Dans le monde d’aujourd’hui l’Eglise doit affronter de grands défis. Le plus fondamental est celui de la foi et de l’annonce de Dieu et de Jésus Christ dans le monde d’aujourd’hui, avec ses très grandes transformations culturelles et anthropologiques. Il y a également des défis spécifiques, qui influencent très profondément la vie de l’Eglise et sa mission d’évangélisation. L’un des plus critiques des dernières décennies, car il a blessé la crédibilité de l’Eglise et donc son autorité et sa capacité d’annoncer de manière crédible l’Evangile, est celui des abus sexuels sur des mineurs de la part de membres du clergé. Cela a jeté une ombre d’incohérence et de manque de sincérité sur l’institution de l’Eglise, sur la communauté de l’Eglise dans son ensemble. Cela est vraiment très grave.
Avec le temps et l’expérience, à partir des abus sexuels sur des mineurs — qui sont les plus graves —, nous avons appris a élargir la perspective sous divers aspects, si bien qu’aujourd’hui nous parlons plus souvent des abus à l’égard des personnes «vulnérables» et nous savons qu’ils doivent être vus comme des abus non seulement sexuels, mais également de pouvoir et de conscience, comme l’a plusieurs fois affirmé le Pape François. En outre, il est nécessaire de rappeler que le problème des abus, dans ses diverses dimensions, est un problème général de la société humaine, dans les pays où nous vivons et dans les divers continents, et il ne s’agit pas de problèmes exclusivement de l’Eglise catholique. Au contraire, qui étudie avec objectivité et largeur de vue, voit qu’il y a des régions, des lieux, des institutions très différents où la question est dramatiquement présente.

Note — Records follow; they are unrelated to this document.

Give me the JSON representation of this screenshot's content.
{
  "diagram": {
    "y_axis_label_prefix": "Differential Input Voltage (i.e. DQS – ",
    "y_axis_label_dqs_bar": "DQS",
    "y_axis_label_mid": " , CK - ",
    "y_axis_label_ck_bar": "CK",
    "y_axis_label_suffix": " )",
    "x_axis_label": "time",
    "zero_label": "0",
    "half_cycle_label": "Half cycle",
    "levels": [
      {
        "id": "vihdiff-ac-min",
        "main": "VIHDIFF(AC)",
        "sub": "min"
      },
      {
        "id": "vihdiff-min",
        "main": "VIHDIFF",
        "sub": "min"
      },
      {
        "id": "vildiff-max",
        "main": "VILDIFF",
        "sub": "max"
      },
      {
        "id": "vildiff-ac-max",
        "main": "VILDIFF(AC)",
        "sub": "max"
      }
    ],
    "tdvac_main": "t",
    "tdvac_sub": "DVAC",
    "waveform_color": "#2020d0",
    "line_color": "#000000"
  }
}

Dans le même temps, il est juste que nous nous posions spécifiquement le problème de l’Eglise, en raison — comme je l’ai déjà mentionné — de sa crédibilité et de sa cohérence. L’Eglise a toujours beaucoup insisté dans son enseignement sur le comportement sexuel et sur le respect de la personne. Donc, même si nous -voyons que ce n’est pas un problème exclusivement de l’Eglise, nous devons le prendre absolument au sérieux et comprendre qu’il est terriblement grave dans le contexte de la vie ecclésiale et de l’annonce de l’Evangile du Seigneur.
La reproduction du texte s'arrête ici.